报告题目：Acoustic Beamforming and Localization on Wireless Sensor Network Systems
报 告 人：美国加州大学洛杉矶分校杰出终身教授、IEEE终生会士—Kung Yao教授
邀 请 人：何明一教授、陈景东教授
In recent years, there have been many publications on the theoretical and practical aspectsof sensor network systems. In this seminar, we will first review the diverse activities of the NSF funded UCLA Center for Embedded Networking Systems (CENS) for over ten years by faculty members from UCLA, UCR, USC, and Cal Tech. Then we will introduce our own research works in acoustic beamforming and localization using different sensor network systems. Our earliest beamforming algorithm was based on a maximum-energy criterion for a front-end hearing-aid array and also for adaptive acoustic/seismic source localization. Then we introduce the theory and practice of the wideband Approximate Maximum-Likelihood (AML) algorithm for beamforming and localization applications funded by DARPA, MURI, and NSF agencies. In particular, our NSF-based efforts are in collaboration with UCLA researchers who are interested in the vocalization, classification, and linguistic properties of different species of birds. Our AML-based array utilizing the Alternative Projection Algorithm can effectively steer adaptively two beams, one beam having a high-gain toward a desired source A and nulling toward a unwanted source B, while another beam has a high-gain toward a desired source B and nulling toward a unwanted source A. Our initial AML algorithm on an array was capable of dealing with beamforming and localization of the azimuth of a source (in a 2D setting). With two or more such arrays, the crossings of the estimated azimuth beams then yield the location of a source. Later, we generalized the AML-based array to deal with beamforming and localization of the azimuth and elevation of a source (in a 3D setting). Recently, we also tackled the fast AML-based algorithm for the 3D problem. Wireless hardware platforms will also be presented. Finally, we will briefly present the use of the random set theory (RST) methodology for source number estimation and localization when the number of sources may be unknown and/or time varying.

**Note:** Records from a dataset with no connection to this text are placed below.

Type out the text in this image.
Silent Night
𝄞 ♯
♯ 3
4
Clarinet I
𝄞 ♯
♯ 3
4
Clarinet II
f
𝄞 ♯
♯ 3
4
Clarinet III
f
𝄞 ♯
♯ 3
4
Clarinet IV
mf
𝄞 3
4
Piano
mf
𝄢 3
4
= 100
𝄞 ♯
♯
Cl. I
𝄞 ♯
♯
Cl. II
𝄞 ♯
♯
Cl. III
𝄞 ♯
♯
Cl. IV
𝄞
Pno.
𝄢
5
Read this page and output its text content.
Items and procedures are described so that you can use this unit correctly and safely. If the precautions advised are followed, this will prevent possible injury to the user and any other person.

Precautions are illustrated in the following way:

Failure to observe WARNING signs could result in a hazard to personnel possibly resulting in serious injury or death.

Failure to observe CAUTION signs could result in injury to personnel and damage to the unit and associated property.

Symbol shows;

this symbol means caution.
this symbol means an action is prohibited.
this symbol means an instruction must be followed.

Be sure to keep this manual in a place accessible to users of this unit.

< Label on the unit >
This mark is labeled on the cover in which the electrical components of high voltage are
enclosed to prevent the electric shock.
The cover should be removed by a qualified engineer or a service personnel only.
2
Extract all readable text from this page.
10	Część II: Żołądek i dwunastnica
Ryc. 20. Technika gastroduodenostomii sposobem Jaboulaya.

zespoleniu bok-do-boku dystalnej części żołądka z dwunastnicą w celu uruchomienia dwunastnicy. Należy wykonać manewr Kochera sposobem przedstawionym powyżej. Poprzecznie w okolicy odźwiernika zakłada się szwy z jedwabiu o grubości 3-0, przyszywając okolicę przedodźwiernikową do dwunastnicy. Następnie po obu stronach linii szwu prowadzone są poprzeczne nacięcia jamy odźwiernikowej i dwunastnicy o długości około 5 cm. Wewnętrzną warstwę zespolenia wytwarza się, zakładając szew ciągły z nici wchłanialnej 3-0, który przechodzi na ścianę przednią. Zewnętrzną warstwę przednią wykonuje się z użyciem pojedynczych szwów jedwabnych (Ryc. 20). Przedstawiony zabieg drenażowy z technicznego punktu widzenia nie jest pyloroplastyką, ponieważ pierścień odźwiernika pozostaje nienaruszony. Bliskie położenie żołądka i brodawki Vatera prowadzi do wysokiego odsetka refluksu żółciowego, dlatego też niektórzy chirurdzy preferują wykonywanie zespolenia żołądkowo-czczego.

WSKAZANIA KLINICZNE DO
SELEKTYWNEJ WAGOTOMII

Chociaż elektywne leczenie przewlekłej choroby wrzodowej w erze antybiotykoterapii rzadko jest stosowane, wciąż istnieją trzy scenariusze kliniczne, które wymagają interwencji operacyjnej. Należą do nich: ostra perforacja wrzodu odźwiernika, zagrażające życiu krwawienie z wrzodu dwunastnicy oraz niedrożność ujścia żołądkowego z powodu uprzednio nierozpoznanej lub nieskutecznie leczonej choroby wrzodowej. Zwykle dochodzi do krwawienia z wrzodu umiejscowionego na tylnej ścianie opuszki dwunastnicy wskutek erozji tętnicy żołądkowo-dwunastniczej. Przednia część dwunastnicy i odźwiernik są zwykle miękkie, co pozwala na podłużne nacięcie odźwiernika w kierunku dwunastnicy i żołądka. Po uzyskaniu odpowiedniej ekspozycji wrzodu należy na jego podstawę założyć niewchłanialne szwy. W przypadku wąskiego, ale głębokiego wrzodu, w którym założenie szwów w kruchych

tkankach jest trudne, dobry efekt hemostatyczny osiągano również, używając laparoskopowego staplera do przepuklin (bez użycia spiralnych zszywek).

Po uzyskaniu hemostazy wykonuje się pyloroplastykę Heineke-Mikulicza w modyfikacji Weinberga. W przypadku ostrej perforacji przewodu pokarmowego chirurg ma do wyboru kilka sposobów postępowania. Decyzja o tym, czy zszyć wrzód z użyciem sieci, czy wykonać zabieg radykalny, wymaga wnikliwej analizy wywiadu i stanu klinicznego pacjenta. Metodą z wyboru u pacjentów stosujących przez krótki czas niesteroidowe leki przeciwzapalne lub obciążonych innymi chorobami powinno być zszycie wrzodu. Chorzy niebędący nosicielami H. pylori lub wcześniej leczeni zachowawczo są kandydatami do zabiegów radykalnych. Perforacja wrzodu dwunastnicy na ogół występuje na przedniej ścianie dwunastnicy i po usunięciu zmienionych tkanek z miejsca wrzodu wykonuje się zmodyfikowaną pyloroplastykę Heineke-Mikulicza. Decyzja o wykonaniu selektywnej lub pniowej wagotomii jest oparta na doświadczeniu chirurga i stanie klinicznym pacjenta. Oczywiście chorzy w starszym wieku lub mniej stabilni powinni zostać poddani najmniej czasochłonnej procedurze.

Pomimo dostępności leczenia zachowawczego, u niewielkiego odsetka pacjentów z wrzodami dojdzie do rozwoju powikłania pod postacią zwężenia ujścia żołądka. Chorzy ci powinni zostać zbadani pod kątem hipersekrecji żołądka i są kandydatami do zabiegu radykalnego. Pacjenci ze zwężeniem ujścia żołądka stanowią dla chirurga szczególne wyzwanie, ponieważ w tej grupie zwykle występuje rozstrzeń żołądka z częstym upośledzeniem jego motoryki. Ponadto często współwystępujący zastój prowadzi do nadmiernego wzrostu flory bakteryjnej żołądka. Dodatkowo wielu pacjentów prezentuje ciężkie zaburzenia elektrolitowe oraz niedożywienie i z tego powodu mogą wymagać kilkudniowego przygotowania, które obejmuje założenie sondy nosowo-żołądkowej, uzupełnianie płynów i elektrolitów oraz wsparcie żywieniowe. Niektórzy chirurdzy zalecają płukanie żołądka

Kung Yao received the B.S.E. (Summa Cum Laude), M.A. and Ph.D. degrees in EE all from Princeton University, Princeton, N.J. He was a NAS-NRC Post-Doctoral Research Fellow at the University of California, Berkeley. Presently, he is a Distinguished Professor in the EE Department and the Co-Director of the Public Safety Network Systems Laboratory at UCLA. In 1985-1988, he served as an Assistant Dean of the School of Engineering and Applied Science at UCLA. In 2007, he was a Royal Society Kan Tong Po Visiting Professor at HK Polytechnic University. His research and professional interests include digital and array signal processing in sensor networks, wireless communication theory and system, statistical modelling of wireless fading channels, and systolic and VLSI algorithms, architectures, and systems. He was the co-editor of a two volume series of an IEEE Reprint Book on "High Performance VLSI Signal Processing," 1997. Dr. Yao received the IEEE Signal Processing Society's 1993 Senior Award in VLSI Signal Processing and the 2008 IEEE Communications Society/Information Theory Society Joint Paper Award. He is a Life Fellow of IEEE.